The Slack exchange moved me to deeper consideration of what it means to be “all in.” In poker, to go all in is to bet everything on a hand. In a broader sense, going all in is to completely invest oneself in a particular direction. To be all in is to be committed.
Our team was talking about our organization and direction but where else might we go all in? Consider what it means to commit:
- To a venture
- To a cause
- To a relationship
- To a full life
- To reaching your potential
Are you all in on the things that matter to you? What does it really mean to be all in? Mentally – do you put your attention, attitude, and thought toward your priorities? Physically – do the most important things get enough of your physical attention and effort? Spiritually – do you bring your heart and soul to bear on the things you pursue?

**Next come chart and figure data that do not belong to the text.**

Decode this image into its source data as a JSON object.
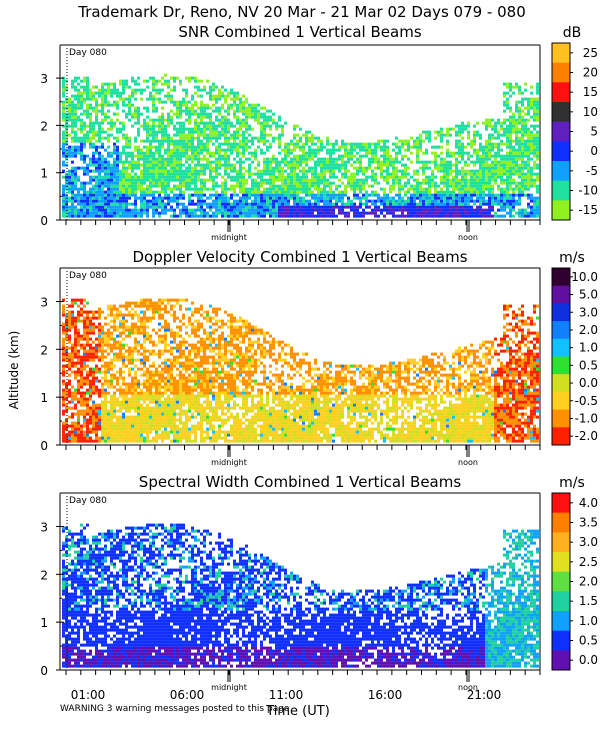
{
  "header": {
    "title": "Trademark Dr, Reno, NV  20 Mar - 21 Mar 02 Days 079 - 080",
    "warning": "WARNING  3 warning messages posted to this page"
  },
  "shared": {
    "ylabel": "Altitude (km)",
    "xlabel": "Time (UT)",
    "day_label": "Day 080",
    "midnight_label": "midnight",
    "noon_label": "noon",
    "x_tick_labels": [
      "01:00",
      "06:00",
      "11:00",
      "16:00",
      "21:00"
    ],
    "y_tick_labels": [
      "0",
      "1",
      "2",
      "3"
    ]
  },
  "chart_data": [
    {
      "type": "heatmap",
      "title": "SNR Combined 1 Vertical Beams",
      "unit": "dB",
      "ylim": [
        0,
        3.7
      ],
      "xlim_hours": [
        23.5,
        24.3
      ],
      "colorbar_labels": [
        "25",
        "20",
        "15",
        "10",
        "5",
        "0",
        "-5",
        "-10",
        "-15"
      ],
      "colorbar_colors": [
        "#ffc020",
        "#ff8000",
        "#ff1010",
        "#303030",
        "#6020c0",
        "#1030ff",
        "#10a0ff",
        "#20e0a0",
        "#90f020"
      ]
    },
    {
      "type": "heatmap",
      "title": "Doppler Velocity Combined 1 Vertical Beams",
      "unit": "m/s",
      "ylim": [
        0,
        3.7
      ],
      "colorbar_labels": [
        "10.0",
        "5.0",
        "3.0",
        "2.0",
        "1.0",
        "0.5",
        "0.0",
        "-0.5",
        "-1.0",
        "-2.0"
      ],
      "colorbar_colors": [
        "#300030",
        "#6010a0",
        "#1030e0",
        "#1080ff",
        "#10c0ff",
        "#30e030",
        "#d0e020",
        "#ffd020",
        "#ff9000",
        "#ff2000"
      ]
    },
    {
      "type": "heatmap",
      "title": "Spectral Width Combined 1 Vertical Beams",
      "unit": "m/s",
      "ylim": [
        0,
        3.7
      ],
      "colorbar_labels": [
        "4.0",
        "3.5",
        "3.0",
        "2.5",
        "2.0",
        "1.5",
        "1.0",
        "0.5",
        "0.0"
      ],
      "colorbar_colors": [
        "#ff1010",
        "#ff8000",
        "#ffb020",
        "#e0e020",
        "#60e040",
        "#20d0a0",
        "#10a0ff",
        "#1030ff",
        "#6010b0"
      ]
    }
  ]
}
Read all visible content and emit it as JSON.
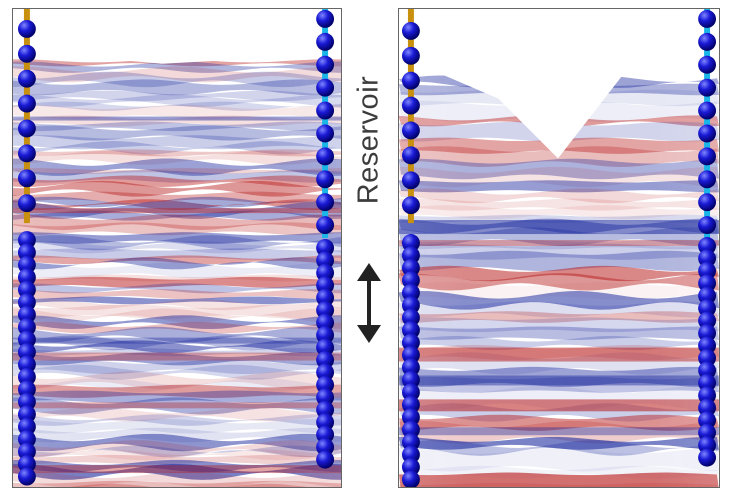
{
  "annotation": {
    "label": "Reservoir",
    "arrow_icon": "double-headed-vertical-arrow-icon"
  },
  "colors": {
    "red": "#b81c1c",
    "blue": "#1c2a9e",
    "bead": "#1a1ad6",
    "bead_shadow": "#000066",
    "rod_left": "#c8900c",
    "rod_right": "#1ab6e8",
    "panel_border": "#666666",
    "label_text": "#3c3c3c"
  }
}
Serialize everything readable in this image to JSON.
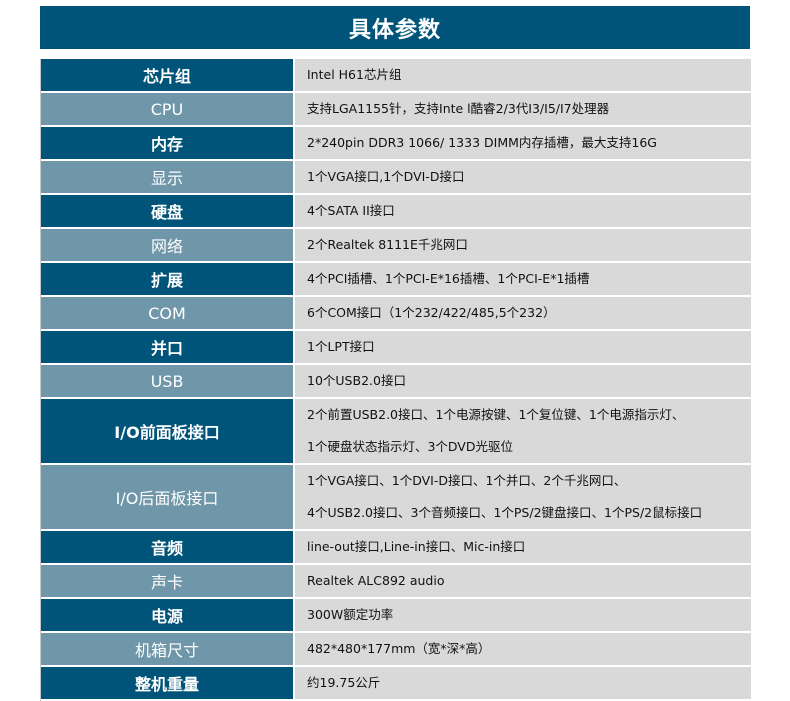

What does it really mean to be all in? To be all in is:
- bringing your best effort
- being hopeful
- focusing and being present for the most important things
- pushing back when you disagree
- evangelizing and promoting your product, organization, mission, and purpose because you believe in it
- creating
- being unreasonable in your expectations of yourself and others
- doing more than what is expected
- not measured by a time clock
- improving every day
- moving things forward every day
- preparing
- anticipating
- managing up
- forgiving
- about more than a paycheck
- putting your time, energy, heart, and soul into what matters most
- choosing to show up every day and strive toward the best version of yourself
- pursuing success and understanding what that means to you and those around you
- taking smart risks because you took the time to consider them thoughtfully
Some might argue that going all in is risky. They are right. When you commit yourself, your energy, your heart, and your soul to something, you run the risk of disappointment, heartbreak, and loss. Going all in does not mean you will win. There are no guarantees.
However, if you are brave. If you choose to be bold. If you muster the courage to go all in, there are great possibilities. All great possibilities lie on the other side of that commitment. Not safety. Possibility. What might you find on the other side of going all in?
- Success
- Wealth
- Satisfaction
- Purpose
- Change
- Acknowledgement
- Joy
- Co-conspirators
- Friendship
- Unity
- Membership
- New possibilities
Not all risks are financial. Not all rewards find their way to your bank account. Choosing to go all in elevates you and those around you. When you draw that line in the sand, you tell the world: “This means enough to me to take a chance and expose myself to disappointment. I believe.”
Make the choice to go all in. Go all in on yourself. Go all in on your life. Go all in on your marriage, your children, your charity, your friendships, your job, and any thing else you choose to pursue. Your time, heart, soul, effort, and energy are far too precious to do any less.
Finally, there will come a time when going all in leads to something less than what you hoped. That’s ok. You will find that even in disappointment or loss, you will learn, evolve, and grow. You will still arrive at a new place because you became something more along the way. There are no promises, only what we might become. Go all in anyway.